Recentemente, Rodrigo Mocotó, chef do restaurante Mocotó, em São Paulo, expressou sua frustração com algumas críticas recebidas de clientes em avaliações no Google. Ele destacou que esses reviews, em certos casos, acabam afetando a pontuação verdadeira do estabelecimento, que deveria refletir as opiniões de quem realmente visita o restaurante e prova a sua comida. Mas bem antes da exposição recente, feita por outros tantos profissionais sobre avaliações – algumas irreais e outras, sem sentido – que seus respectivos restaurantes receberam na plataforma, na capital mineira um grupo virtual hospedado no Facebook funcionava em seus tempos áureos como uma plataforma de divulgação do suprassumo da insatisfação de clientes e aspirantes a críticos de gastronomia.
Batizada de “Restaurantes de Belo Horizonte”, a comunidade virtual se tornou um espaço onde as pessoas expressavam suas opiniões sobre estabelecimentos, chefs e comida, sendo são ouvidas e acolhidas.
Em 2018, entre os diversos comentários, um chamou a atenção: a crítica de uma usuária ao preço de um dos pratos servidos no restaurante Glouton – no caso, papada de porco com mil-folhas de mandioca, acelga e molho de laranja, que, na época, era vendido por R$ 74. 'Será que a gente tem um prazer sórdido em ser feito de trouxa?', questionou a cliente no grupo, sugerindo que o valor era abusivo para um prato preparado com um ingrediente – a papada de porco – que, naquele período, custava R$ 6,50 o quilo."
O chef Leo Paixão, dono do estabelecimento, deu uma resposta que foi uma espécie de “sincericídio” sobre os valores gastos para manter um restaurante, bem como o processo de preparo do prato comentado, detalhando o tempo de trabalho exigido para limpeza e cozimento, que demanda muitas horas para ser feito. “Trocando em miúdos, do custo dessa papada pra mim, somente 1/3 foi de ingrediente”, disse ele sobre a receita que está há 11 anos no cardápio, desde a abertura da casa.

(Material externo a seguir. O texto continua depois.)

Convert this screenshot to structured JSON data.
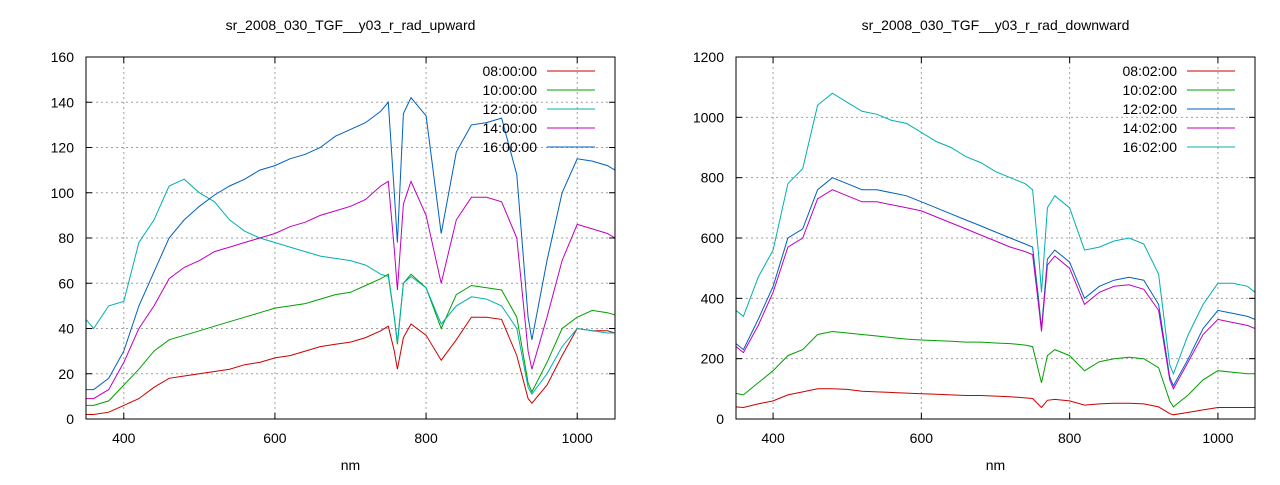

“Expliquei, na época, que o que o cliente paga é diferente de pedir o ingrediente no supermercado. É uma experiência. Hoje as pessoas têm uma compreensão maior sobre isso. Mas na época, há 10 anos, não era comum restaurantes refinados prepararem insumos simples com técnica”, comenta Paixão, relembrando o episódio que até rendeu mídia nacional.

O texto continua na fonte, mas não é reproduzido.